Abundant polar bear remains dating to 8000 to 9000 years ago have been found on Zhokhov Island, which is today surrounded by year-round sea ice (even in summer). This Arctic latitude (76°N) is too cold and thus too ice-covered for polar bears to inhabit today.
During the Early Holocene CO2 concentrations ranged between 255 to 265 ppm, and yet the Arctic was 5-7°C warmer than it is today and many regions that are now sea ice-covered were sea ice-free.
For example, Zhokhov Island is tundra and treeless today. It’s surrounded by permanent sea ice, making it inaccessible to wildlife.
Image Source: Wikipedia
But during the Early Holocene Zhokhov was so warm that waterfowl, birch forests, humans and their domesticated dogs, polar bears, reindeer…all inhabited this terrain. Today’s northern boundary for birch is located 600 km south of Zhokhov Island.
Image Source: Pitulko et al., 2019 and Makeyev et al., 2003
A new study on polar bear evolution documents the requisite access to thin ice or open water – polynyas – for polar bears and seals to survive. The author details fossil evidence of an abundant polar bear presence on and around Zhokhov Island during a period (Early Holocene) that was “warmer than today.”
This seemingly uncontroversial conclusion (that polar bears thrive in polynya environments) does not align with the popularized viewpoint that polar bears drown and die off when sea ice thins or in open-water habitat.
The reason polar bears do not populate Zhokhov Island and similar sites today like they did throughout the Early Holocene is because it is too cold, and the sea ice is too thick. Polar bears are rarely found in areas with “thick offshore ice” because thick ice precludes the survival of seals – and thus polar bears.
Image Source: Crockford, 2022
The study also details just how different the polar bear habitat is today relative to just a few thousand years ago.

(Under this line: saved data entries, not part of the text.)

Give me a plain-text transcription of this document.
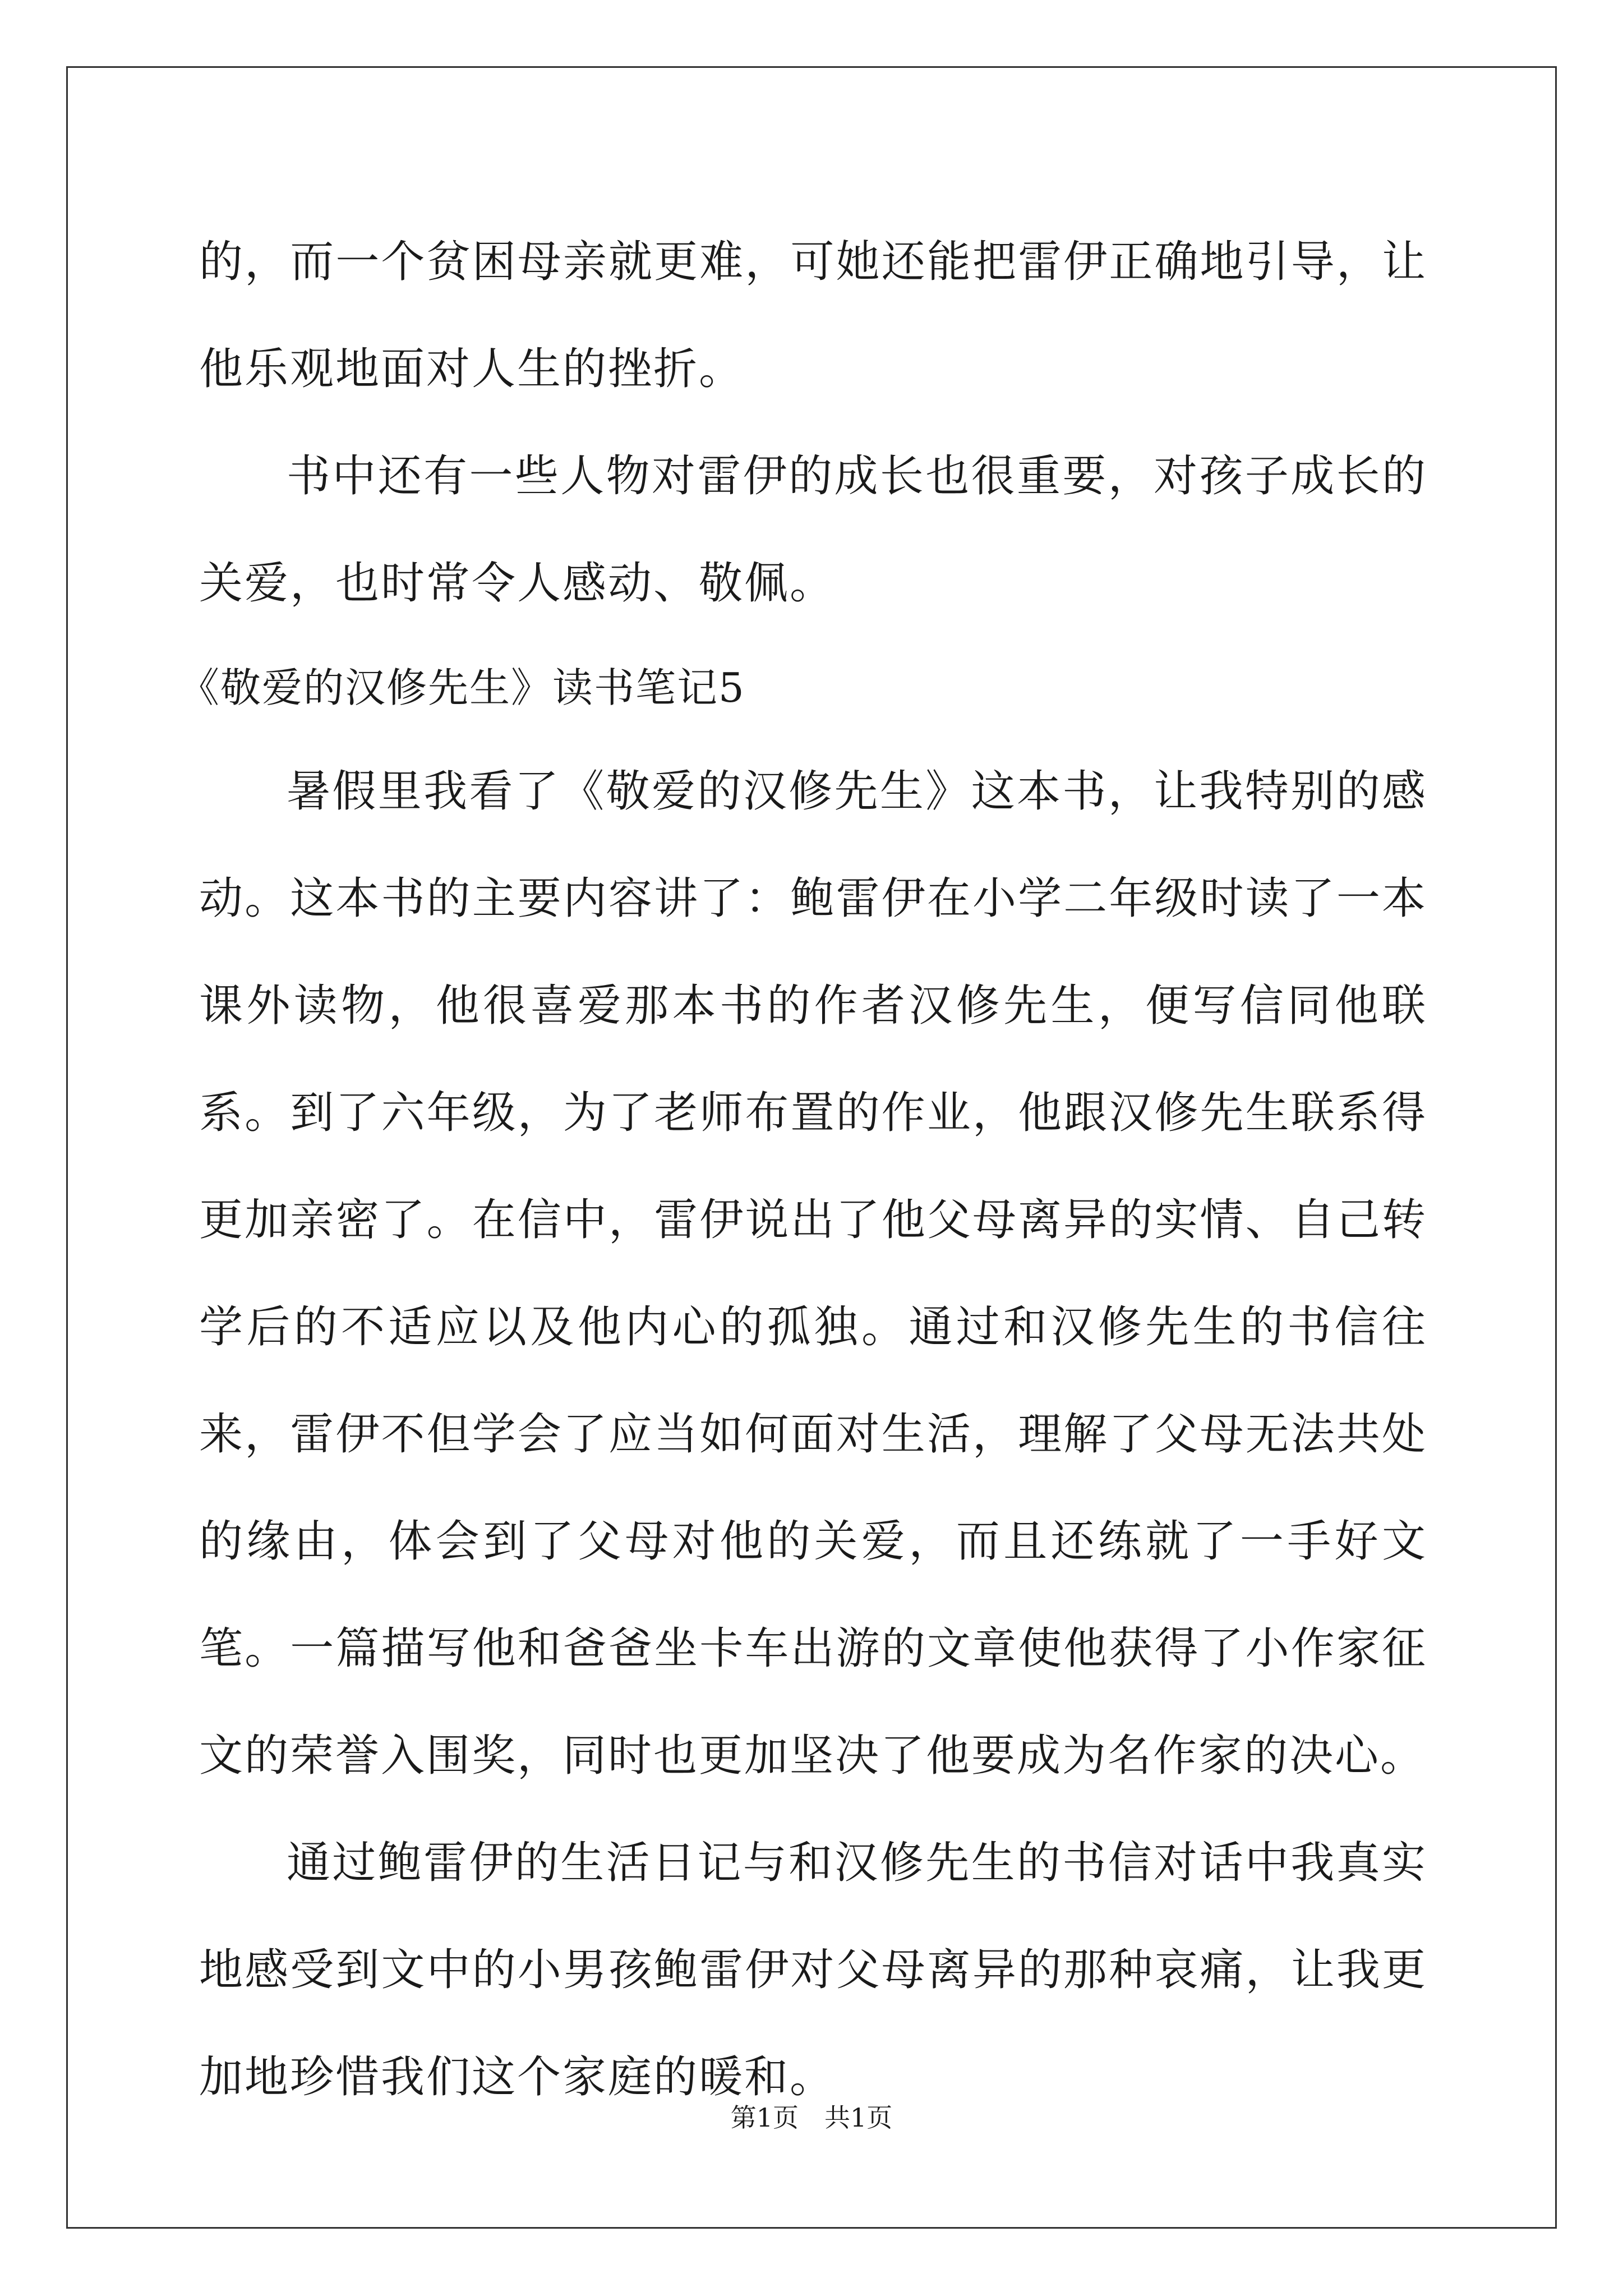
的，而一个贫困母亲就更难，可她还能把雷伊正确地引导，让他乐观地面对人生的挫折。

书中还有一些人物对雷伊的成长也很重要，对孩子成长的关爱，也时常令人感动、敬佩。

《敬爱的汉修先生》读书笔记5

暑假里我看了《敬爱的汉修先生》这本书，让我特别的感动。这本书的主要内容讲了：鲍雷伊在小学二年级时读了一本课外读物，他很喜爱那本书的作者汉修先生，便写信同他联系。到了六年级，为了老师布置的作业，他跟汉修先生联系得更加亲密了。在信中，雷伊说出了他父母离异的实情、自己转学后的不适应以及他内心的孤独。通过和汉修先生的书信往来，雷伊不但学会了应当如何面对生活，理解了父母无法共处的缘由，体会到了父母对他的关爱，而且还练就了一手好文笔。一篇描写他和爸爸坐卡车出游的文章使他获得了小作家征文的荣誉入围奖，同时也更加坚决了他要成为名作家的决心。

通过鲍雷伊的生活日记与和汉修先生的书信对话中我真实地感受到文中的小男孩鲍雷伊对父母离异的那种哀痛，让我更加地珍惜我们这个家庭的暖和。

第1页 共1页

For example, the sea levels around Hudson Bay and Churchill were about 165 meters above present about 7800 years ago, and still 25 meters higher than today 2000 years ago. Thus, polar bears had a much more limited range of occupation at this time.
These seemingly impossible relative sea level heights are linked to extreme vertical crustal movements, as a kilometers-high ice sheet had been sitting atop the Churchill region for millennia. To put these values in context, another Canadian shoreline site has been determined to have 90 meters higher sea levels during the late last glacial (Letham et al., 2021).